Surprise discovery related to the polar auroras of Jupiter
Jupiter may possess polar auroras similar to those on Earth, but the emissions coming from the auroras on Jupiter have characteristics that continue to surprise scientists. One of the special characteristics of the Jovian auroras is that some of Jupiter’s satellites are able to cause auroral spots on the planet surface. The 2007 observation program using the Hubble telescope revealed the existence of a faint secondary spot not far from the primary spot connected with the satellite Io, but located in a place no model had predicted. Bertrand Bonfond has imagined a different scenario that is capable of accounting for the presence of the small spot that is sometimes in front of and sometimes behind the main spot.
Under the direction of Professor Gérard, the planetologists of LPAP have been studying the phenomenon of auroras on Jupiter and Saturn using Hubble-produced images for the last 15 years. They have been able to show, for example, that the role of solar winds in the formation of auroras on Jupiter is very small. Their origin is principally internal within the Jovian system, and connected to the Jupiter-Io system in particular.
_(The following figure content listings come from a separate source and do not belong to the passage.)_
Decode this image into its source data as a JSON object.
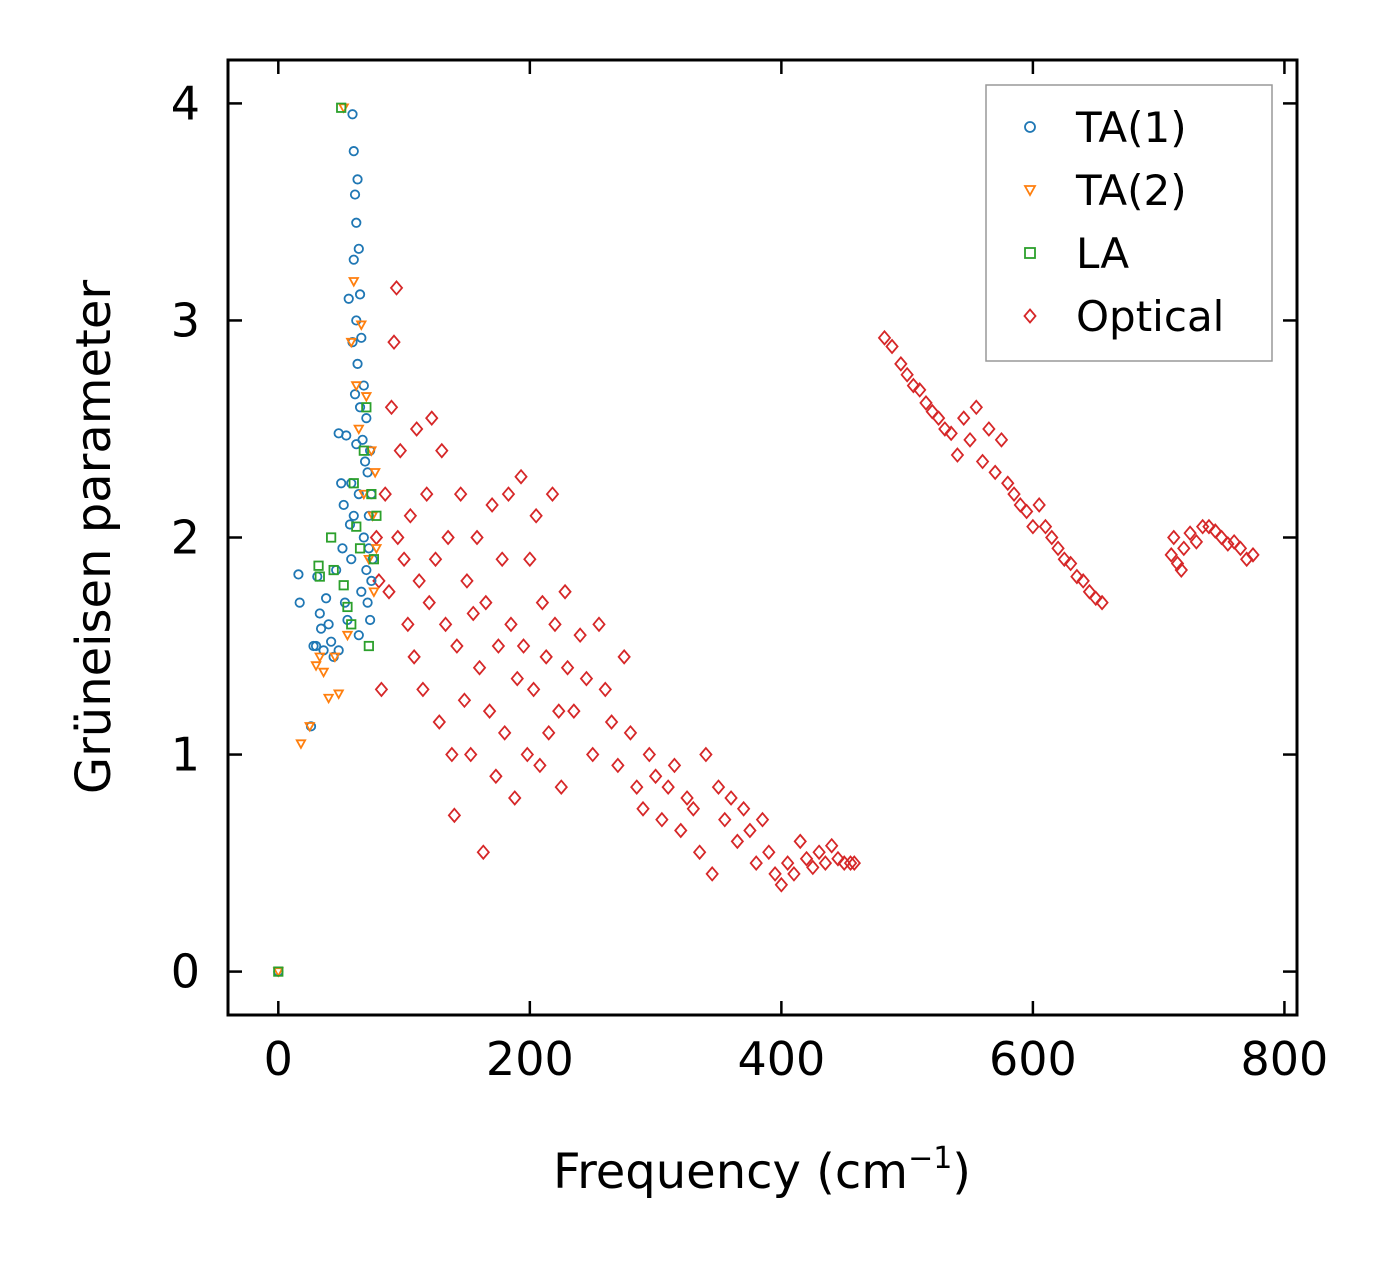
{
  "chart_data": {
    "type": "scatter",
    "title": "",
    "xlabel": "Frequency (cm",
    "xlabel_sup": "−1",
    "xlabel_close": ")",
    "ylabel": "Grüneisen parameter",
    "xlim": [
      -40,
      810
    ],
    "ylim": [
      -0.2,
      4.2
    ],
    "xticks": [
      0,
      200,
      400,
      600,
      800
    ],
    "xtick_labels": [
      "0",
      "200",
      "400",
      "600",
      "800"
    ],
    "yticks": [
      0,
      1,
      2,
      3,
      4
    ],
    "ytick_labels": [
      "0",
      "1",
      "2",
      "3",
      "4"
    ],
    "grid": false,
    "legend_position": "top-right",
    "series": [
      {
        "name": "TA(1)",
        "marker": "circle",
        "color": "#1f77b4",
        "x": [
          0,
          16,
          17,
          26,
          28,
          30,
          31,
          33,
          34,
          36,
          38,
          40,
          42,
          44,
          46,
          48,
          48,
          50,
          51,
          52,
          53,
          54,
          55,
          56,
          57,
          58,
          58,
          59,
          59,
          60,
          60,
          60,
          61,
          61,
          62,
          62,
          62,
          63,
          63,
          64,
          64,
          64,
          65,
          65,
          66,
          66,
          67,
          68,
          68,
          69,
          70,
          70,
          71,
          71,
          72,
          72,
          73,
          73,
          74,
          74,
          75
        ],
        "y": [
          0,
          1.83,
          1.7,
          1.13,
          1.5,
          1.5,
          1.82,
          1.65,
          1.58,
          1.48,
          1.72,
          1.6,
          1.52,
          1.45,
          1.85,
          2.48,
          1.48,
          2.25,
          1.95,
          2.15,
          1.7,
          2.47,
          1.62,
          3.1,
          2.06,
          2.25,
          1.9,
          3.95,
          2.9,
          3.78,
          3.28,
          2.1,
          3.58,
          2.66,
          3.45,
          3.0,
          2.43,
          3.65,
          2.8,
          3.33,
          2.2,
          1.55,
          3.12,
          2.6,
          2.92,
          1.75,
          2.45,
          2.7,
          2.0,
          2.35,
          1.85,
          2.55,
          1.7,
          2.3,
          1.95,
          2.1,
          1.62,
          2.4,
          1.8,
          2.2,
          1.9
        ]
      },
      {
        "name": "TA(2)",
        "marker": "triangle-down",
        "color": "#ff7f0e",
        "x": [
          0,
          18,
          25,
          30,
          33,
          36,
          40,
          45,
          48,
          52,
          55,
          58,
          60,
          62,
          64,
          66,
          68,
          70,
          72,
          74,
          75,
          76,
          77,
          78
        ],
        "y": [
          0,
          1.05,
          1.13,
          1.41,
          1.45,
          1.38,
          1.26,
          1.45,
          1.28,
          3.98,
          1.55,
          2.9,
          3.18,
          2.7,
          2.5,
          2.98,
          2.2,
          2.65,
          1.9,
          2.4,
          2.1,
          1.75,
          2.3,
          1.95
        ]
      },
      {
        "name": "LA",
        "marker": "square",
        "color": "#2ca02c",
        "x": [
          0,
          32,
          33,
          42,
          44,
          50,
          52,
          55,
          58,
          60,
          62,
          65,
          68,
          70,
          72,
          74,
          76,
          78
        ],
        "y": [
          0,
          1.87,
          1.82,
          2.0,
          1.85,
          3.98,
          1.78,
          1.68,
          1.6,
          2.25,
          2.05,
          1.95,
          2.4,
          2.6,
          1.5,
          2.2,
          1.9,
          2.1
        ]
      },
      {
        "name": "Optical",
        "marker": "diamond",
        "color": "#d62728",
        "x": [
          78,
          80,
          82,
          85,
          88,
          90,
          92,
          94,
          95,
          97,
          100,
          103,
          105,
          108,
          110,
          112,
          115,
          118,
          120,
          122,
          125,
          128,
          130,
          133,
          135,
          138,
          140,
          142,
          145,
          148,
          150,
          153,
          155,
          158,
          160,
          163,
          165,
          168,
          170,
          173,
          175,
          178,
          180,
          183,
          185,
          188,
          190,
          193,
          195,
          198,
          200,
          203,
          205,
          208,
          210,
          213,
          215,
          218,
          220,
          223,
          225,
          228,
          230,
          235,
          240,
          245,
          250,
          255,
          260,
          265,
          270,
          275,
          280,
          285,
          290,
          295,
          300,
          305,
          310,
          315,
          320,
          325,
          330,
          335,
          340,
          345,
          350,
          355,
          360,
          365,
          370,
          375,
          380,
          385,
          390,
          395,
          400,
          405,
          410,
          415,
          420,
          425,
          430,
          435,
          440,
          445,
          450,
          455,
          458,
          482,
          488,
          495,
          500,
          505,
          510,
          515,
          520,
          525,
          530,
          535,
          540,
          545,
          550,
          555,
          560,
          565,
          570,
          575,
          580,
          585,
          590,
          595,
          600,
          605,
          610,
          615,
          620,
          625,
          630,
          635,
          640,
          645,
          650,
          655,
          710,
          712,
          715,
          718,
          720,
          725,
          730,
          735,
          740,
          745,
          750,
          755,
          760,
          765,
          770,
          775
        ],
        "y": [
          2.0,
          1.8,
          1.3,
          2.2,
          1.75,
          2.6,
          2.9,
          3.15,
          2.0,
          2.4,
          1.9,
          1.6,
          2.1,
          1.45,
          2.5,
          1.8,
          1.3,
          2.2,
          1.7,
          2.55,
          1.9,
          1.15,
          2.4,
          1.6,
          2.0,
          1.0,
          0.72,
          1.5,
          2.2,
          1.25,
          1.8,
          1.0,
          1.65,
          2.0,
          1.4,
          0.55,
          1.7,
          1.2,
          2.15,
          0.9,
          1.5,
          1.9,
          1.1,
          2.2,
          1.6,
          0.8,
          1.35,
          2.28,
          1.5,
          1.0,
          1.9,
          1.3,
          2.1,
          0.95,
          1.7,
          1.45,
          1.1,
          2.2,
          1.6,
          1.2,
          0.85,
          1.75,
          1.4,
          1.2,
          1.55,
          1.35,
          1.0,
          1.6,
          1.3,
          1.15,
          0.95,
          1.45,
          1.1,
          0.85,
          0.75,
          1.0,
          0.9,
          0.7,
          0.85,
          0.95,
          0.65,
          0.8,
          0.75,
          0.55,
          1.0,
          0.45,
          0.85,
          0.7,
          0.8,
          0.6,
          0.75,
          0.65,
          0.5,
          0.7,
          0.55,
          0.45,
          0.4,
          0.5,
          0.45,
          0.6,
          0.52,
          0.48,
          0.55,
          0.5,
          0.58,
          0.52,
          0.5,
          0.5,
          0.5,
          2.92,
          2.88,
          2.8,
          2.75,
          2.7,
          2.68,
          2.62,
          2.58,
          2.55,
          2.5,
          2.48,
          2.38,
          2.55,
          2.45,
          2.6,
          2.35,
          2.5,
          2.3,
          2.45,
          2.25,
          2.2,
          2.15,
          2.12,
          2.05,
          2.15,
          2.05,
          2.0,
          1.95,
          1.9,
          1.88,
          1.82,
          1.8,
          1.75,
          1.72,
          1.7,
          1.92,
          2.0,
          1.88,
          1.85,
          1.95,
          2.02,
          1.98,
          2.05,
          2.05,
          2.03,
          2.0,
          1.97,
          1.98,
          1.95,
          1.9,
          1.92
        ]
      }
    ]
  }
}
The system formed by the planet Jupiter and one of its satellites, Io, is extremely unusual. Jupiter is the largest planet in the solar system, and it has the most powerful magnetic field. Io has 200 volcanoes in permanent eruption, and is the most volcanic satellite in the solar system. These volcanoes project a ton of matter every second into space, and when this material becomes ionized, it gets trapped by the magnetosphere of Jupiter. Next, it is fed into a plasma torus (ring) that is concentrated in the vicinity of Io’s orbit around Jupiter (think of a large doughnut lying around the planet). This torus is spun around by Jupiter’s magnetic field at a speed four times that of Io itself: the magnetic field itself completes a revolution in ten hours, while it takes Io 42 hours to revolve around the planet. In addition, since Jupiter’s magnetic axis is tilted relative to its axis of rotation, the plane of the plasma torus is tilted in relation to the orbital plane of Io. Thus Io is not always situated at the center of the torus, but is always drifting upward and downward within the torus. The interaction between the magnetosphere of Jupiter and the plasma thrown off by Io is responsible for the auroras observed in Jupiter’s upper atmosphere, whereas on Earth this is the result of interaction between the magnetosphere and the solar wind. As on Earth, auroral emissions appear simultaneously at both poles.